[reverett123]

As most have noticed, I am convinced that stress and inflammation interact to produce PD. This from this morning's Science Daily News adds to the picture-

".... researchers from the University of Connecticut Health Center have found that the same part of our nervous system that is responsible for the fight-or-flight response (called the sympathetic nervous system) also controls regulatory T cells, which are used by the body to end an immune response once a foreign invader has been removed or destroyed."

Here, in a nutshell, we have it.
1- The "f-o-f" response is triggered by stress
2- This affects the sympathetic nervous system which leads to poor control of T-cells
3- T cells thus become unable to end the response of the microglia in the inflammatory brain.

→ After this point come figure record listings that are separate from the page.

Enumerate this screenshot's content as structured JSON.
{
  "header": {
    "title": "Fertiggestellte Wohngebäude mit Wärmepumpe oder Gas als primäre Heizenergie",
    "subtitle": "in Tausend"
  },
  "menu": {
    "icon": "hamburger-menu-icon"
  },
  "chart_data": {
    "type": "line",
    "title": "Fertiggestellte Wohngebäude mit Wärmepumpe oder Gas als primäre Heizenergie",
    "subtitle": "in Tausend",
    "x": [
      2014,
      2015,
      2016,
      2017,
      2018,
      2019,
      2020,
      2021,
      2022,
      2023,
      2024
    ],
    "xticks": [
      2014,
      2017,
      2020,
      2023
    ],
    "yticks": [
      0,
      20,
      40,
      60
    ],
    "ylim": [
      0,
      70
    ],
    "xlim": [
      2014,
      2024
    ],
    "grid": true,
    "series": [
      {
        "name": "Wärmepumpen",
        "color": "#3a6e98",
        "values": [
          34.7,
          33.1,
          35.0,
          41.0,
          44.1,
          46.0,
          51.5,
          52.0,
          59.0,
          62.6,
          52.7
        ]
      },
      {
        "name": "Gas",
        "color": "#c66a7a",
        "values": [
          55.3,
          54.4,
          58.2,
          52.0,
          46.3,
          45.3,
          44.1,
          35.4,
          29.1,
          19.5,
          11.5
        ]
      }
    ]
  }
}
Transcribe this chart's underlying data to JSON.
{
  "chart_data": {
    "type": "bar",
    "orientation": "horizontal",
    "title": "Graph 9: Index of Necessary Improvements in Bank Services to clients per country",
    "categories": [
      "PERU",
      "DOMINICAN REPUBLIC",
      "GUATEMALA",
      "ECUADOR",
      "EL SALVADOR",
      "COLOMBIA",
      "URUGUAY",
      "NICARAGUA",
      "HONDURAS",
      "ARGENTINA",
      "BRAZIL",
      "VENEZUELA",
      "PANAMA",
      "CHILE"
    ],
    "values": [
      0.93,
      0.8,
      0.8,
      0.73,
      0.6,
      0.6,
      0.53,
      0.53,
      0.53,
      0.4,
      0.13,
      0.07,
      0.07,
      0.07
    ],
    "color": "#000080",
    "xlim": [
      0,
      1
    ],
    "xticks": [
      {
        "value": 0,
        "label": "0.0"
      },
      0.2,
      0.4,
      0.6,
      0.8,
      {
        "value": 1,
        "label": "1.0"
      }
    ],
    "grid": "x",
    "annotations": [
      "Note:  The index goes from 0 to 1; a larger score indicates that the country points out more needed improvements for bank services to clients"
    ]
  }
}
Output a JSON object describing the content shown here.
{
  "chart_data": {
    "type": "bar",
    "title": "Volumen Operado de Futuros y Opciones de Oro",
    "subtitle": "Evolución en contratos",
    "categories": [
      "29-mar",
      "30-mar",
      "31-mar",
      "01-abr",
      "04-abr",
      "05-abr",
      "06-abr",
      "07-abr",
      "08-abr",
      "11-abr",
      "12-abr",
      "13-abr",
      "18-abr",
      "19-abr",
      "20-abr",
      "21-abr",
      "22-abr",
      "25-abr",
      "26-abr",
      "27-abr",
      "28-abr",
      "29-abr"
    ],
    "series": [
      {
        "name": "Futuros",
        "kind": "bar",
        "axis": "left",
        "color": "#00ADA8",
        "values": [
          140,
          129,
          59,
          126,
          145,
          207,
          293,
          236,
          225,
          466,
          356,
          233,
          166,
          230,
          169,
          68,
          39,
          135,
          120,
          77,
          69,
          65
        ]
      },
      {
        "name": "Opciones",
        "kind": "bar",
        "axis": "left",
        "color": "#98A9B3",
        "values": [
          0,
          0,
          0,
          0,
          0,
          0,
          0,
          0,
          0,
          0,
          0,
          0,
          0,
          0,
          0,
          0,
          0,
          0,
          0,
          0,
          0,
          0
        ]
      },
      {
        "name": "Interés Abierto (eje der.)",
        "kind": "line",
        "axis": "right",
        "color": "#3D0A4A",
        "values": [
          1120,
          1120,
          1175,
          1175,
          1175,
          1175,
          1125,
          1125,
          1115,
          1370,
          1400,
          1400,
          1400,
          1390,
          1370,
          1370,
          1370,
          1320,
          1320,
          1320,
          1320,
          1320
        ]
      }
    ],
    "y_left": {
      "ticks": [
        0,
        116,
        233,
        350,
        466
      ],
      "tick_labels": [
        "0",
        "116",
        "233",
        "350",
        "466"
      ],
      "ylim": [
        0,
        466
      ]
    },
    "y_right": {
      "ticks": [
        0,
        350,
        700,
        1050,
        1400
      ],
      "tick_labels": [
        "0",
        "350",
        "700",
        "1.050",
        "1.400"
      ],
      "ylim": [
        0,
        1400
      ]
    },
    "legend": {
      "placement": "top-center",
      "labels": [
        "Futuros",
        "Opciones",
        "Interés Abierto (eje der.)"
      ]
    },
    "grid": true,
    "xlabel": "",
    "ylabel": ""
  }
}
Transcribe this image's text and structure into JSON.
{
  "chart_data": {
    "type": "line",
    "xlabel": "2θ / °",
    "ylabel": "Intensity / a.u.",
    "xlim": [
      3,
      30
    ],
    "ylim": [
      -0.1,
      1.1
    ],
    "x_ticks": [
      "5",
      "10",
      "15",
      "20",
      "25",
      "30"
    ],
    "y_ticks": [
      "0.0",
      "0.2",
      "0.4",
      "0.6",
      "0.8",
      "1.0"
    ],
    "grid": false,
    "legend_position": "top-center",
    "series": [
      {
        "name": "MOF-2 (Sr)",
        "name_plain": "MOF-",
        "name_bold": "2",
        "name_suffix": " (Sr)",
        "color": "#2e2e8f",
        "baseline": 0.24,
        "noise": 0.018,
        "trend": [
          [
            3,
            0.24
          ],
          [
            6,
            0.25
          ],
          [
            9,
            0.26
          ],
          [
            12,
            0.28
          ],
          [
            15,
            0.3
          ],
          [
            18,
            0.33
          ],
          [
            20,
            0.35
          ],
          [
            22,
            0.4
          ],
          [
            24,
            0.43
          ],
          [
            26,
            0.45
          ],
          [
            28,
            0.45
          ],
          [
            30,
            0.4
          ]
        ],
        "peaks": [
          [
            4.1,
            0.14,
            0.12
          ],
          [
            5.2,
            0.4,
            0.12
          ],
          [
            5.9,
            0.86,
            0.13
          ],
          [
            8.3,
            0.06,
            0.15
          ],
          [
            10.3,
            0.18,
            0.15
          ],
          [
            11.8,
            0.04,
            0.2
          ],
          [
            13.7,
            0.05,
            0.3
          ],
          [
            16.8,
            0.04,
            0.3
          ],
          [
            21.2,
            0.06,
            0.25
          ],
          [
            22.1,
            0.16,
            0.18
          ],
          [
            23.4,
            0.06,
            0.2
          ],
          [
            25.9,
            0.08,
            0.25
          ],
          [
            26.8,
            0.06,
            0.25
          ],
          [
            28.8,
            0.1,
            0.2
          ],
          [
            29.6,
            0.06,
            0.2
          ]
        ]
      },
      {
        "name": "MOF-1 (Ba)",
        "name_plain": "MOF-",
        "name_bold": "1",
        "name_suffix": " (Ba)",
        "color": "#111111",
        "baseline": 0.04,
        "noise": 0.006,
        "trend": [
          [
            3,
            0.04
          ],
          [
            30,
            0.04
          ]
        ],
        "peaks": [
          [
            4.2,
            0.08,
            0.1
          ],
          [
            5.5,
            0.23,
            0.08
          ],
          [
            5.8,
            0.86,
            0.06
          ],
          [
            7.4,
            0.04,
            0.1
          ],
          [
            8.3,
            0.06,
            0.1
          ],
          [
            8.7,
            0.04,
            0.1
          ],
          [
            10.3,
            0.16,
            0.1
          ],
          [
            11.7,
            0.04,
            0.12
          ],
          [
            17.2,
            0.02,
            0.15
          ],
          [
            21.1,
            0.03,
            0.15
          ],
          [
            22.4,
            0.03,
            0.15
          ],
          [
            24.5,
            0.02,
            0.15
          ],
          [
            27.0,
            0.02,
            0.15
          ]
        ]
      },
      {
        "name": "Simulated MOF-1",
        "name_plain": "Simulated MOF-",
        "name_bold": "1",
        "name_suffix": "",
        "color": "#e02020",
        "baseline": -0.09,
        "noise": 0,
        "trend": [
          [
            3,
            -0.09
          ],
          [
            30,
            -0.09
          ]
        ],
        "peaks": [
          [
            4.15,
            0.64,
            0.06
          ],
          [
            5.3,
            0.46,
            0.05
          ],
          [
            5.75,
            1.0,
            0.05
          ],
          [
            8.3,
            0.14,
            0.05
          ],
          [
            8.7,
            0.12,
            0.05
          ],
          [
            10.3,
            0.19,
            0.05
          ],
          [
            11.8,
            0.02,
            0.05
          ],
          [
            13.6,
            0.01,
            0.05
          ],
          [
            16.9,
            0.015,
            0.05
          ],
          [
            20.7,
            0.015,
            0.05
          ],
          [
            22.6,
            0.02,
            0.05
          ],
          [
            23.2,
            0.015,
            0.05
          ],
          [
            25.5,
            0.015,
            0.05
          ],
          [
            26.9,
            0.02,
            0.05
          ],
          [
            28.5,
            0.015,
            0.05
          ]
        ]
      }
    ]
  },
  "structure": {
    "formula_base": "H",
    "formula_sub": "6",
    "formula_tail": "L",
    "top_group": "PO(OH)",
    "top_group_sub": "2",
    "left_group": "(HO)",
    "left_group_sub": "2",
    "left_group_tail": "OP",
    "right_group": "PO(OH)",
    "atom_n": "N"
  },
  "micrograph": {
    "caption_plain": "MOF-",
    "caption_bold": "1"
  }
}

Result is dead neurons and a sea of cytokines

It isn't an autoimmune situation where the immune system attacks our own tissues. It is a loss of the shutdown power of the T cells that are supposed to be under the control of the same part of the nervous system which responds to stress. The endocrine system pumps out cortisol in response to two things here (there are others). One, it pumps it out in response to chronic stress, the type we can't escape. Two, it pumps it out in response to inflammation, the original steroid treatment.

This would lead one to expect that cortisol levels in PWP would reflect all this.


1. Acta Neurol Scand. 1998 Feb;97(2):77-85.

Cortisol is higher in parkinsonism and associated with gait deficit.

Charlett A, Dobbs RJ, Purkiss AG, Wright DJ, Peterson DW, Weller C, Dobbs SM.

Statistics Unit, Public Health Laboratories Service, London, UK.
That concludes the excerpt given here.